Sexual selection—competition for mates and mate choice—can drive reproductive isolation between populations when mating preferences diverge. Rapid evolution of courtship traits, ornaments, or mating signals can create reproductive barriers without geographic isolation. This is a major mechanism for sympatric speciation, especially in groups like birds and insects.
You already understand that natural selection shapes traits affecting survival, that speciation requires reproductive isolation between populations, and that reproductive barriers can be prezygotic (preventing mating) or postzygotic (reducing hybrid fitness). Sexual selection as a speciation driver connects these ideas by showing how mate choice and mating competition can create reproductive barriers rapidly — sometimes without any geographic separation at all.
The mechanism works like this. Within a population, females (or the choosier sex) develop preferences for particular male traits — a specific song pattern, plumage color, or courtship dance. Males with those traits mate more often and pass on both the trait and, through genetic correlation, the preference itself. Now imagine two subpopulations where female preferences diverge, perhaps due to drift, different sensory environments, or slight ecological differences. In one group, females prefer red coloration; in the other, blue. Males in each group evolve to match their local preference. Over generations, red males and red-preferring females form one mating pool, while blue males and blue-preferring females form another. Even if these groups live in the same lake or forest, they are no longer interbreeding — prezygotic isolation has emerged from divergent mate choice alone.
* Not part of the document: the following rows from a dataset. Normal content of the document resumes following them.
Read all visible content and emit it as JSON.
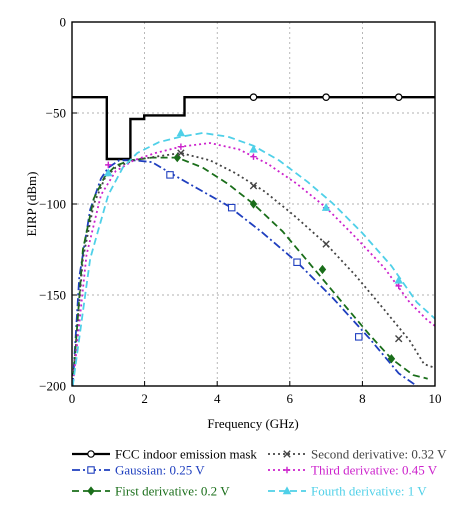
{
  "chart_data": {
    "type": "line",
    "xlabel": "Frequency (GHz)",
    "ylabel": "EIRP (dBm)",
    "xlim": [
      0,
      10
    ],
    "ylim": [
      -200,
      0
    ],
    "xticks": [
      0,
      2,
      4,
      6,
      8,
      10
    ],
    "yticks": [
      0,
      -50,
      -100,
      -150,
      -200
    ],
    "xtick_labels": [
      "0",
      "2",
      "4",
      "6",
      "8",
      "10"
    ],
    "ytick_labels": [
      "0",
      "−50",
      "−100",
      "−150",
      "−200"
    ],
    "grid": true,
    "legend_position": "below-plot",
    "series": [
      {
        "name": "FCC indoor emission mask",
        "color": "#000000",
        "dash": "solid",
        "marker": "circle",
        "x": [
          0,
          0.96,
          0.96,
          1.61,
          1.61,
          1.99,
          1.99,
          3.1,
          3.1,
          5,
          7,
          9,
          10
        ],
        "y": [
          -41.3,
          -41.3,
          -75.3,
          -75.3,
          -53.3,
          -53.3,
          -51.3,
          -51.3,
          -41.3,
          -41.3,
          -41.3,
          -41.3,
          -41.3
        ],
        "marker_x": [
          5,
          7,
          9
        ],
        "marker_y": [
          -41.3,
          -41.3,
          -41.3
        ]
      },
      {
        "name": "Gaussian: 0.25 V",
        "color": "#1f3fbf",
        "dash": "dashdot",
        "marker": "square",
        "x": [
          0.02,
          0.2,
          0.5,
          0.8,
          1.0,
          1.3,
          1.7,
          2.2,
          2.8,
          3.5,
          4.3,
          5.2,
          6.2,
          7.2,
          8.2,
          9.0,
          9.5
        ],
        "y": [
          -200,
          -140,
          -103,
          -86,
          -80,
          -76,
          -76,
          -77,
          -84,
          -92,
          -101,
          -115,
          -132,
          -152,
          -174,
          -193,
          -200
        ],
        "marker_x": [
          2.7,
          4.4,
          6.2,
          7.9
        ],
        "marker_y": [
          -84,
          -102,
          -132,
          -173
        ]
      },
      {
        "name": "First derivative: 0.2 V",
        "color": "#1a6e1a",
        "dash": "dashed",
        "marker": "diamond",
        "x": [
          0.02,
          0.3,
          0.6,
          0.9,
          1.2,
          1.6,
          2.2,
          2.9,
          3.6,
          4.3,
          5.0,
          5.8,
          6.6,
          7.4,
          8.2,
          8.8,
          9.4,
          9.8
        ],
        "y": [
          -200,
          -125,
          -97,
          -85,
          -79,
          -76,
          -74.5,
          -74.5,
          -80,
          -89,
          -100,
          -115,
          -134,
          -153,
          -172,
          -185,
          -194,
          -196
        ],
        "marker_x": [
          2.9,
          5.0,
          6.9,
          8.8
        ],
        "marker_y": [
          -74.5,
          -100,
          -136,
          -185
        ]
      },
      {
        "name": "Second derivative: 0.32 V",
        "color": "#444444",
        "dash": "dotted",
        "marker": "cross",
        "x": [
          0.02,
          0.3,
          0.6,
          0.9,
          1.2,
          1.7,
          2.3,
          3.0,
          3.8,
          4.5,
          5.3,
          6.1,
          7.0,
          7.8,
          8.6,
          9.3,
          9.7,
          10.0
        ],
        "y": [
          -200,
          -130,
          -100,
          -86,
          -80,
          -76,
          -74,
          -72,
          -76,
          -83,
          -93,
          -106,
          -122,
          -139,
          -158,
          -175,
          -188,
          -190
        ],
        "marker_x": [
          3.0,
          5.0,
          7.0,
          9.0
        ],
        "marker_y": [
          -72,
          -90,
          -122,
          -174
        ]
      },
      {
        "name": "Third derivative: 0.45 V",
        "color": "#cc22cc",
        "dash": "dotted",
        "marker": "plus",
        "x": [
          0.02,
          0.4,
          0.8,
          1.2,
          1.7,
          2.3,
          3.0,
          3.8,
          4.6,
          5.4,
          6.2,
          7.0,
          7.8,
          8.6,
          9.3,
          9.8,
          10.0
        ],
        "y": [
          -200,
          -128,
          -95,
          -82,
          -76,
          -72,
          -68.5,
          -66.5,
          -70,
          -78,
          -89,
          -102,
          -118,
          -135,
          -154,
          -164,
          -167
        ],
        "marker_x": [
          1.0,
          3.0,
          5.0,
          7.0,
          9.0
        ],
        "marker_y": [
          -78.5,
          -68.5,
          -74,
          -102,
          -145
        ]
      },
      {
        "name": "Fourth derivative: 1 V",
        "color": "#4fd0e8",
        "dash": "dashed",
        "marker": "triangle",
        "x": [
          0.02,
          0.5,
          1.0,
          1.4,
          1.8,
          2.4,
          3.0,
          3.6,
          4.3,
          5.0,
          5.7,
          6.5,
          7.2,
          8.0,
          8.8,
          9.5,
          10.0
        ],
        "y": [
          -200,
          -130,
          -95,
          -80,
          -72,
          -66,
          -63,
          -61,
          -63,
          -68,
          -76,
          -88,
          -100,
          -116,
          -134,
          -154,
          -163
        ],
        "marker_x": [
          1.0,
          3.0,
          5.0,
          7.0,
          9.0
        ],
        "marker_y": [
          -83,
          -61,
          -70,
          -102,
          -142
        ]
      }
    ]
  }
}
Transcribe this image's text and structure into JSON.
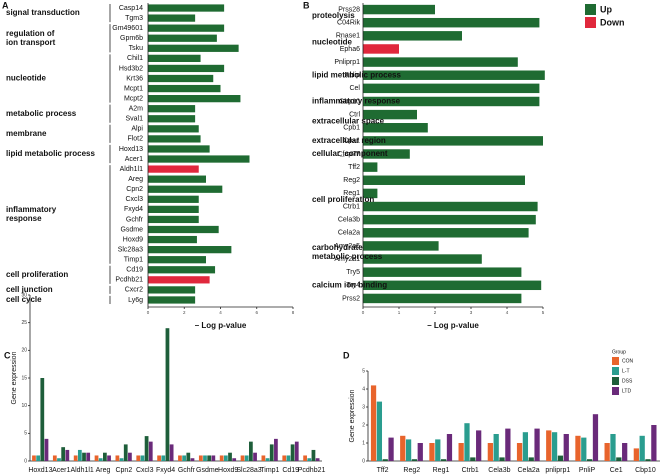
{
  "chart_data": [
    {
      "type": "hbar",
      "label": "A",
      "xlabel": "– Log p-value",
      "xlim": [
        0,
        8
      ],
      "xticks": [
        0,
        2,
        4,
        6,
        8
      ],
      "groups": [
        {
          "name": [
            "signal transduction"
          ],
          "categories": [
            "Casp14",
            "Tgm3"
          ],
          "values": [
            4.2,
            2.6
          ],
          "colors": [
            "#1f6b32",
            "#1f6b32"
          ]
        },
        {
          "name": [
            "regulation of",
            "ion transport"
          ],
          "categories": [
            "Gm49601",
            "Gpm6b",
            "Tsku"
          ],
          "values": [
            4.2,
            3.8,
            5.0
          ],
          "colors": [
            "#1f6b32",
            "#1f6b32",
            "#1f6b32"
          ]
        },
        {
          "name": [
            "nucleotide"
          ],
          "categories": [
            "Chil1",
            "Hsd3b2",
            "Krt36",
            "Mcpt1",
            "Mcpt2"
          ],
          "values": [
            2.9,
            4.2,
            3.6,
            4.0,
            5.1
          ],
          "colors": [
            "#1f6b32",
            "#1f6b32",
            "#1f6b32",
            "#1f6b32",
            "#1f6b32"
          ]
        },
        {
          "name": [
            "metabolic process"
          ],
          "categories": [
            "A2m",
            "Sval1"
          ],
          "values": [
            2.6,
            2.6
          ],
          "colors": [
            "#1f6b32",
            "#1f6b32"
          ]
        },
        {
          "name": [
            "membrane"
          ],
          "categories": [
            "Alpi",
            "Flot2"
          ],
          "values": [
            2.8,
            2.9
          ],
          "colors": [
            "#1f6b32",
            "#1f6b32"
          ]
        },
        {
          "name": [
            "lipid metabolic process"
          ],
          "categories": [
            "Hoxd13",
            "Acer1"
          ],
          "values": [
            3.4,
            5.6
          ],
          "colors": [
            "#1f6b32",
            "#1f6b32"
          ]
        },
        {
          "name": [
            "inflammatory",
            "response"
          ],
          "categories": [
            "Aldh1l1",
            "Areg",
            "Cpn2",
            "Cxcl3",
            "Fxyd4",
            "Gchfr",
            "Gsdme",
            "Hoxd9",
            "Slc28a3",
            "Timp1"
          ],
          "values": [
            2.8,
            3.2,
            4.1,
            2.8,
            2.8,
            2.8,
            3.9,
            2.7,
            4.6,
            3.2
          ],
          "colors": [
            "#e0283c",
            "#1f6b32",
            "#1f6b32",
            "#1f6b32",
            "#1f6b32",
            "#1f6b32",
            "#1f6b32",
            "#1f6b32",
            "#1f6b32",
            "#1f6b32"
          ]
        },
        {
          "name": [
            "cell proliferation"
          ],
          "categories": [
            "Cd19",
            "Pcdhb21"
          ],
          "values": [
            3.7,
            3.4
          ],
          "colors": [
            "#1f6b32",
            "#e0283c"
          ]
        },
        {
          "name": [
            "cell junction"
          ],
          "categories": [
            "Cxcr2"
          ],
          "values": [
            2.6
          ],
          "colors": [
            "#1f6b32"
          ]
        },
        {
          "name": [
            "cell cycle"
          ],
          "categories": [
            "Ly6g"
          ],
          "values": [
            2.6
          ],
          "colors": [
            "#1f6b32"
          ]
        }
      ]
    },
    {
      "type": "hbar",
      "label": "B",
      "xlabel": "– Log p-value",
      "xlim": [
        0,
        5
      ],
      "xticks": [
        0,
        1,
        2,
        3,
        4,
        5
      ],
      "legend": [
        {
          "name": "Up",
          "color": "#1f6b32"
        },
        {
          "name": "Down",
          "color": "#e0283c"
        }
      ],
      "groups": [
        {
          "name": [
            "proteolysis"
          ],
          "categories": [
            "Prss28",
            "C04Rik"
          ],
          "values": [
            2.0,
            4.9
          ],
          "colors": [
            "#1f6b32",
            "#1f6b32"
          ]
        },
        {
          "name": [
            "nucleotide"
          ],
          "categories": [
            "Rnase1",
            "Epha6"
          ],
          "values": [
            2.75,
            1.0
          ],
          "colors": [
            "#1f6b32",
            "#e0283c"
          ]
        },
        {
          "name": [
            "lipid metabolic process"
          ],
          "categories": [
            "Pnliprp1",
            "Pnlip",
            "Cel"
          ],
          "values": [
            4.3,
            5.05,
            4.9
          ],
          "colors": [
            "#1f6b32",
            "#1f6b32",
            "#1f6b32"
          ]
        },
        {
          "name": [
            "inflammatory response"
          ],
          "categories": [
            "Gbp10"
          ],
          "values": [
            4.9
          ],
          "colors": [
            "#1f6b32"
          ]
        },
        {
          "name": [
            "extracellular space"
          ],
          "categories": [
            "Ctrl",
            "Cpb1"
          ],
          "values": [
            1.5,
            1.8
          ],
          "colors": [
            "#1f6b32",
            "#1f6b32"
          ]
        },
        {
          "name": [
            "extracellular region"
          ],
          "categories": [
            "Cpa1"
          ],
          "values": [
            5.0
          ],
          "colors": [
            "#1f6b32"
          ]
        },
        {
          "name": [
            "cellular_component"
          ],
          "categories": [
            "Cfap77"
          ],
          "values": [
            1.3
          ],
          "colors": [
            "#1f6b32"
          ]
        },
        {
          "name": [
            "cell proliferation"
          ],
          "categories": [
            "Tff2",
            "Reg2",
            "Reg1",
            "Ctrb1",
            "Cela3b",
            "Cela2a"
          ],
          "values": [
            0.4,
            4.5,
            0.4,
            4.85,
            4.8,
            4.6
          ],
          "colors": [
            "#1f6b32",
            "#1f6b32",
            "#1f6b32",
            "#1f6b32",
            "#1f6b32",
            "#1f6b32"
          ]
        },
        {
          "name": [
            "carbohydrate",
            "metabolic process"
          ],
          "categories": [
            "Amy2a5",
            "Amy2a1"
          ],
          "values": [
            2.1,
            3.3
          ],
          "colors": [
            "#1f6b32",
            "#1f6b32"
          ]
        },
        {
          "name": [
            "calcium ion binding"
          ],
          "categories": [
            "Try5",
            "Try4",
            "Prss2"
          ],
          "values": [
            4.4,
            4.95,
            4.4
          ],
          "colors": [
            "#1f6b32",
            "#1f6b32",
            "#1f6b32"
          ]
        }
      ]
    },
    {
      "type": "grouped",
      "label": "C",
      "ylabel": "Gene expression",
      "ylim": [
        0,
        30
      ],
      "yticks": [
        0,
        5,
        10,
        15,
        20,
        25,
        30
      ],
      "categories": [
        "Hoxd13",
        "Acer1",
        "Aldh1l1",
        "Areg",
        "Cpn2",
        "Cxcl3",
        "Fxyd4",
        "Gchfr",
        "Gsdme",
        "Hoxd9",
        "Slc28a3",
        "Timp1",
        "Cd19",
        "Pcdhb21"
      ],
      "series": [
        {
          "color": "#e8642c",
          "values": [
            1,
            1,
            1,
            1,
            1,
            1,
            1,
            1,
            1,
            1,
            1,
            1,
            1,
            1
          ]
        },
        {
          "color": "#2a9d8f",
          "values": [
            1,
            0.5,
            2,
            0.5,
            0.5,
            1,
            1,
            1,
            1,
            1,
            1,
            0.5,
            1,
            0.5
          ]
        },
        {
          "color": "#1e5e3a",
          "values": [
            15,
            2.5,
            1.5,
            1.5,
            3,
            4.5,
            24,
            1.5,
            1,
            1.5,
            3.5,
            3,
            3,
            2
          ]
        },
        {
          "color": "#6a2a7a",
          "values": [
            4,
            2,
            1.5,
            1,
            1.5,
            3.5,
            3,
            0.5,
            1,
            0.5,
            1.5,
            4,
            3.5,
            0.5
          ]
        }
      ]
    },
    {
      "type": "grouped",
      "label": "D",
      "ylabel": "Gene expression",
      "ylim": [
        0,
        5
      ],
      "yticks": [
        0,
        1,
        2,
        3,
        4,
        5
      ],
      "legend_title": "Group",
      "categories": [
        "Tff2",
        "Reg2",
        "Reg1",
        "Ctrb1",
        "Cela3b",
        "Cela2a",
        "pnliprp1",
        "PnliP",
        "Ce1",
        "Cbp10"
      ],
      "series": [
        {
          "name": "CON",
          "color": "#e8642c",
          "values": [
            4.2,
            1.4,
            1.0,
            1.0,
            1.0,
            1.0,
            1.7,
            1.4,
            1.0,
            0.7
          ]
        },
        {
          "name": "L-T",
          "color": "#2a9d8f",
          "values": [
            3.3,
            1.2,
            1.2,
            2.1,
            1.5,
            1.6,
            1.6,
            1.3,
            1.5,
            1.4
          ]
        },
        {
          "name": "DSS",
          "color": "#1e5e3a",
          "values": [
            0.1,
            0.1,
            0.1,
            0.2,
            0.2,
            0.2,
            0.3,
            0.1,
            0.2,
            0.1
          ]
        },
        {
          "name": "LTD",
          "color": "#6a2a7a",
          "values": [
            1.3,
            1.0,
            1.5,
            1.7,
            1.8,
            1.8,
            1.5,
            2.6,
            1.0,
            2.0
          ]
        }
      ]
    }
  ]
}
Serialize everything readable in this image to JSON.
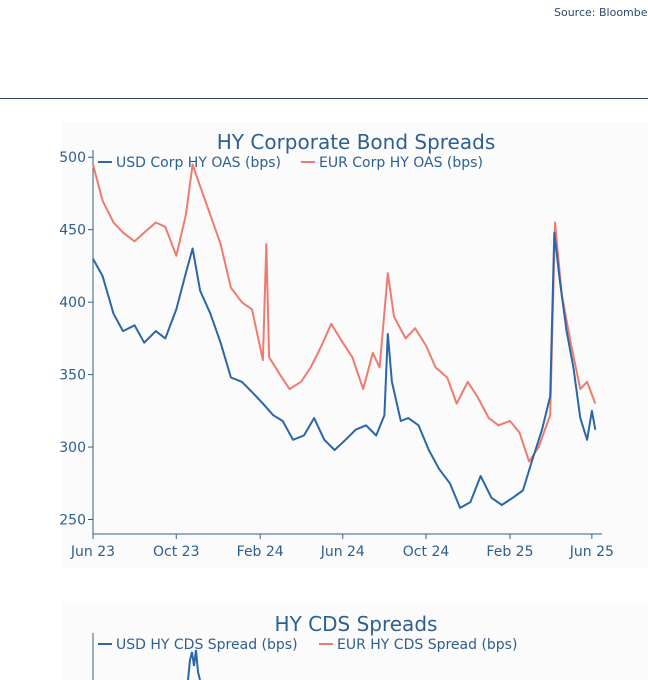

This process can be remarkably fast compared to other speciation mechanisms. Geographic isolation and gradual ecological divergence may take hundreds of thousands of years to produce reproductive barriers. But sexual selection operates on traits that directly control who mates with whom, so it can build isolation in a fraction of that time. The African cichlid fishes of the Great Lakes are a dramatic example: hundreds of species have evolved in a few million years, many differing primarily in male coloration and female color preference. When researchers manipulated lighting conditions to make color differences invisible, females mated indiscriminately across species — confirming that the "barrier" was entirely a matter of visual mate choice.
The power of sexual selection as a speciation engine also explains a striking pattern in nature: species-rich groups tend to be the ones with elaborate mating signals. Birds of paradise, Hawaiian Drosophila, and Lake Victoria cichlids all show explosive diversification paired with elaborate courtship displays or ornaments. In contrast, lineages with simpler mating systems tend to diversify more slowly. This correlation supports the theoretical prediction that sexual selection accelerates the rate at which populations become reproductively isolated, making it one of the most important — and underappreciated — drivers of biodiversity.